Many Strong Voices (MSV) brings together small island nations with Arctic communities. They face a common threat: climate change. Through this initiative they are now part of a common movement, with a unique voice in climate talks.
The strategic convenor can connect members of your coalition with new ideas and new approaches, expanding the menu of tactical options to make the coalition as effective as possible. As described earlier, being behind the scenes can open doors to powerful collaborations. Use that licence to bring together artists, advertising companies, activists, whoever can help you and partners generate innovative, powerful ideas. Bringing new people into creative brainstorms adds huge value to the coalition.
The ideal you’re looking for is democracy of ideas, dictatorship of delivery: you have a vital project management role to efficiently bring the best ideas to life, ensuring responsibilities are clear, people are held to account, and delivery is kept on track.
This isn’t a project management guide: there are plenty of other resources out there to help with that. But, what you should keep in mind is that members of your network have put their trust in you to help develop a robust collective strategy – and to see it through to delivery.
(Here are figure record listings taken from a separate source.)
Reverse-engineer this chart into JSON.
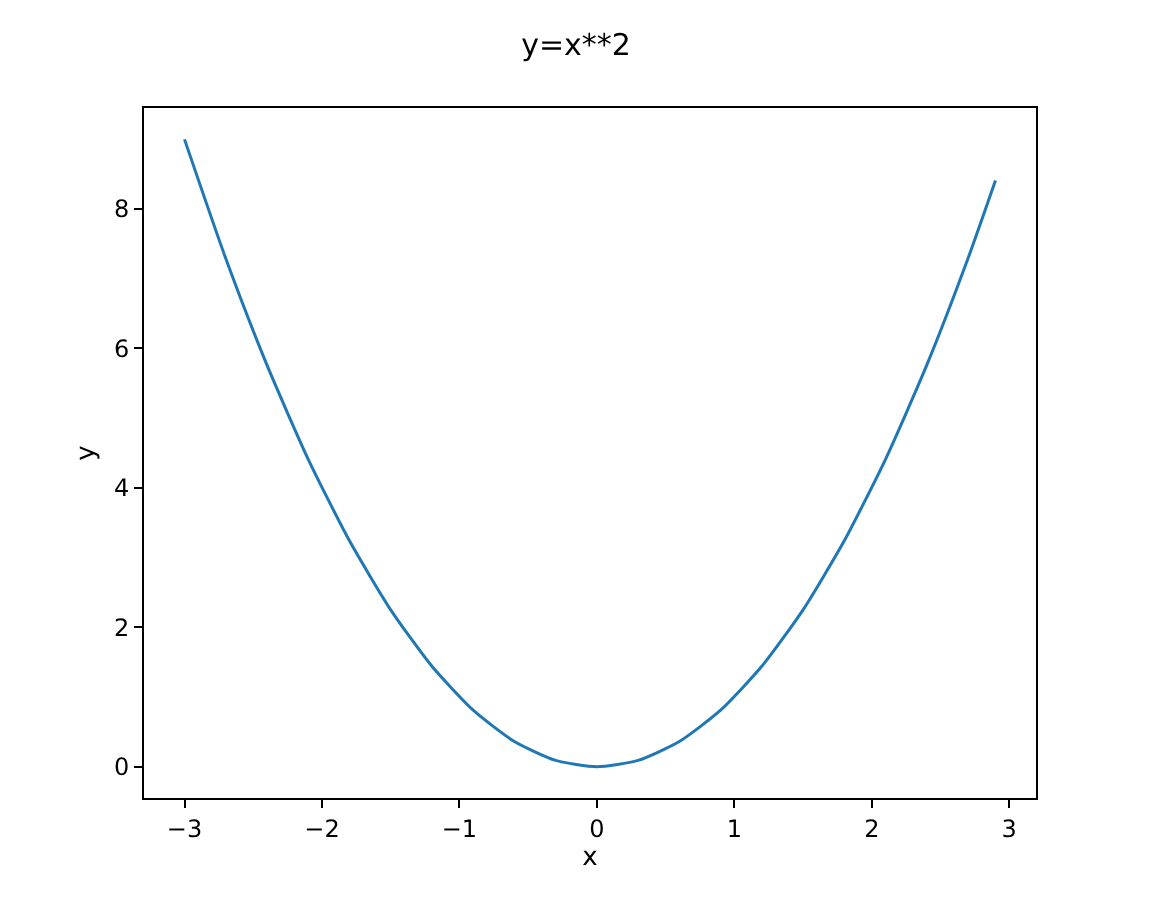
{
  "chart_data": {
    "type": "line",
    "title": "y=x**2",
    "xlabel": "x",
    "ylabel": "y",
    "x": [
      -3,
      -2.7,
      -2.4,
      -2.1,
      -1.8,
      -1.5,
      -1.2,
      -0.9,
      -0.6,
      -0.3,
      0,
      0.3,
      0.6,
      0.9,
      1.2,
      1.5,
      1.8,
      2.1,
      2.4,
      2.7,
      2.9
    ],
    "series": [
      {
        "color": "#1f77b4",
        "values": [
          9,
          7.29,
          5.76,
          4.41,
          3.24,
          2.25,
          1.44,
          0.81,
          0.36,
          0.09,
          0,
          0.09,
          0.36,
          0.81,
          1.44,
          2.25,
          3.24,
          4.41,
          5.76,
          7.29,
          8.41
        ]
      }
    ],
    "xlim": [
      -3.295,
      3.195
    ],
    "ylim": [
      -0.45,
      9.45
    ],
    "xticks": [
      {
        "value": -3,
        "label": "−3"
      },
      {
        "value": -2,
        "label": "−2"
      },
      {
        "value": -1,
        "label": "−1"
      },
      0,
      1,
      2,
      3
    ],
    "yticks": [
      0,
      2,
      4,
      6,
      8
    ]
  }
}
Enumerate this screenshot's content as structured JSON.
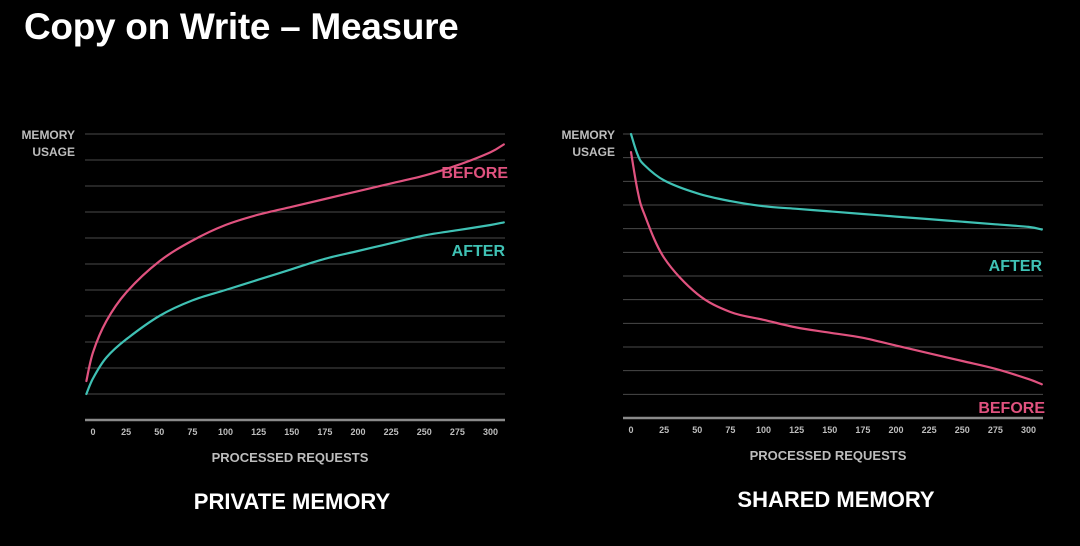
{
  "title": "Copy on Write – Measure",
  "colors": {
    "background": "#000000",
    "grid": "#4a4a4a",
    "axis": "#8a8a8a",
    "before": "#e0527f",
    "after": "#3fc1b4"
  },
  "chart_data": [
    {
      "type": "line",
      "caption": "PRIVATE MEMORY",
      "ylabel": [
        "MEMORY",
        "USAGE"
      ],
      "xlabel": "PROCESSED REQUESTS",
      "xticks": [
        "0",
        "25",
        "50",
        "75",
        "100",
        "125",
        "150",
        "175",
        "200",
        "225",
        "250",
        "275",
        "300"
      ],
      "xlim": [
        0,
        310
      ],
      "ylim": [
        0,
        100
      ],
      "grid": true,
      "series": [
        {
          "name": "BEFORE",
          "color": "#e0527f",
          "x": [
            -5,
            0,
            10,
            25,
            50,
            75,
            100,
            125,
            150,
            175,
            200,
            225,
            250,
            275,
            300,
            310
          ],
          "y": [
            5,
            16,
            28,
            39,
            51,
            59,
            65,
            69,
            72,
            75,
            78,
            81,
            84,
            88,
            93,
            96
          ]
        },
        {
          "name": "AFTER",
          "color": "#3fc1b4",
          "x": [
            -5,
            0,
            10,
            25,
            50,
            75,
            100,
            125,
            150,
            175,
            200,
            225,
            250,
            275,
            300,
            310
          ],
          "y": [
            0,
            6,
            14,
            21,
            30,
            36,
            40,
            44,
            48,
            52,
            55,
            58,
            61,
            63,
            65,
            66
          ]
        }
      ]
    },
    {
      "type": "line",
      "caption": "SHARED MEMORY",
      "ylabel": [
        "MEMORY",
        "USAGE"
      ],
      "xlabel": "PROCESSED REQUESTS",
      "xticks": [
        "0",
        "25",
        "50",
        "75",
        "100",
        "125",
        "150",
        "175",
        "200",
        "225",
        "250",
        "275",
        "300"
      ],
      "xlim": [
        0,
        310
      ],
      "ylim": [
        0,
        100
      ],
      "grid": true,
      "series": [
        {
          "name": "AFTER",
          "color": "#3fc1b4",
          "x": [
            0,
            5,
            10,
            25,
            50,
            75,
            100,
            125,
            150,
            175,
            200,
            225,
            250,
            275,
            300,
            310
          ],
          "y": [
            100,
            92,
            88,
            82,
            77,
            74,
            72,
            71,
            70,
            69,
            68,
            67,
            66,
            65,
            64,
            63
          ]
        },
        {
          "name": "BEFORE",
          "color": "#e0527f",
          "x": [
            0,
            5,
            10,
            25,
            50,
            75,
            100,
            125,
            150,
            175,
            200,
            225,
            250,
            275,
            300,
            310
          ],
          "y": [
            93,
            78,
            69,
            52,
            38,
            31,
            28,
            25,
            23,
            21,
            18,
            15,
            12,
            9,
            5,
            3
          ]
        }
      ]
    }
  ]
}
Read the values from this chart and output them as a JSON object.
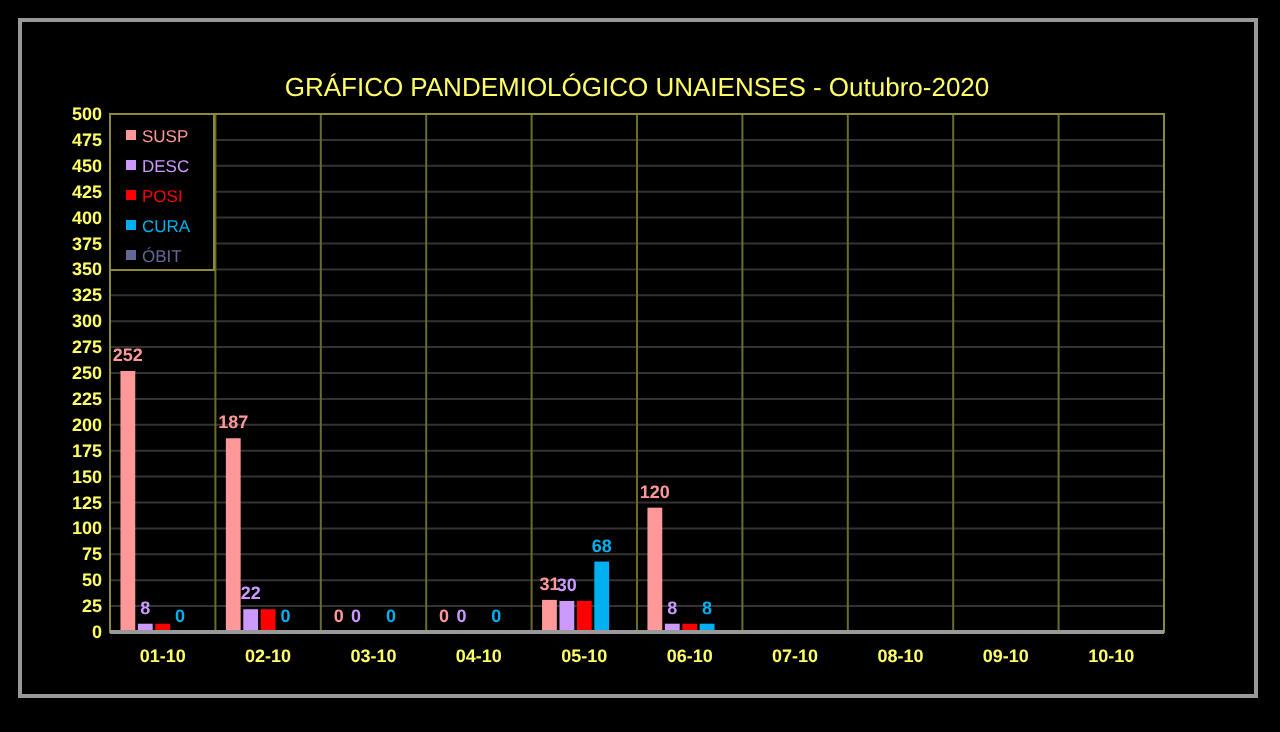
{
  "chart_data": {
    "type": "bar",
    "title": "GRÁFICO PANDEMIOLÓGICO UNAIENSES - Outubro-2020",
    "categories": [
      "01-10",
      "02-10",
      "03-10",
      "04-10",
      "05-10",
      "06-10",
      "07-10",
      "08-10",
      "09-10",
      "10-10"
    ],
    "series": [
      {
        "name": "SUSP",
        "color": "#ff9999",
        "values": [
          252,
          187,
          0,
          0,
          31,
          120,
          null,
          null,
          null,
          null
        ],
        "value_labels": [
          "252",
          "187",
          "0",
          "0",
          "31",
          "120",
          null,
          null,
          null,
          null
        ]
      },
      {
        "name": "DESC",
        "color": "#cc99ff",
        "values": [
          8,
          22,
          0,
          0,
          30,
          8,
          null,
          null,
          null,
          null
        ],
        "value_labels": [
          "8",
          "22",
          "0",
          "0",
          "30",
          "8",
          null,
          null,
          null,
          null
        ]
      },
      {
        "name": "POSI",
        "color": "#ff0000",
        "values": [
          8,
          22,
          0,
          0,
          30,
          8,
          null,
          null,
          null,
          null
        ]
      },
      {
        "name": "CURA",
        "color": "#00b0f0",
        "values": [
          0,
          0,
          0,
          0,
          68,
          8,
          null,
          null,
          null,
          null
        ],
        "value_labels": [
          "0",
          "0",
          "0",
          "0",
          "68",
          "8",
          null,
          null,
          null,
          null
        ]
      },
      {
        "name": "ÓBIT",
        "color": "#666699",
        "values": [
          null,
          null,
          null,
          null,
          null,
          null,
          null,
          null,
          null,
          null
        ]
      }
    ],
    "ylim": [
      0,
      500
    ],
    "yticks": [
      0,
      25,
      50,
      75,
      100,
      125,
      150,
      175,
      200,
      225,
      250,
      275,
      300,
      325,
      350,
      375,
      400,
      425,
      450,
      475,
      500
    ],
    "grid": "y",
    "legend": "top left"
  }
}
As the behind the scenes convenor, you should continue to listen and lead throughout the strategy cycle:
- Choosing what issue to focus on: you can find tips for this in the Clever Coalitions and Strategic Convenor sections.
- Design: as the strategic convenor, you can decide when you have the critical mass of support for a particular approach, get the strategy agreed, and then set out an action plan. This should set out what will be done, who is responsible for each step, who will be consulted and informed, and what are the deadlines.
- Delivery: implementation of the action plan, ensuring the whole team has a clear, common understanding of:
- Who needs to do what by when, and alignment on why;
- Where they can get what they need to deliver – whether information or support;
- How to flag and solve problems, and a culture where this is encouraged;
- What project management systems/tools are being used and how.
- Evaluation: you can help partners learn so that collective impact and efficiency are greater for every subsequent effort. You can lead on collective evaluations of impact against the original objectives, reflect on lessons, and ensure these are built into the next strategy. There’s more on this in the next section.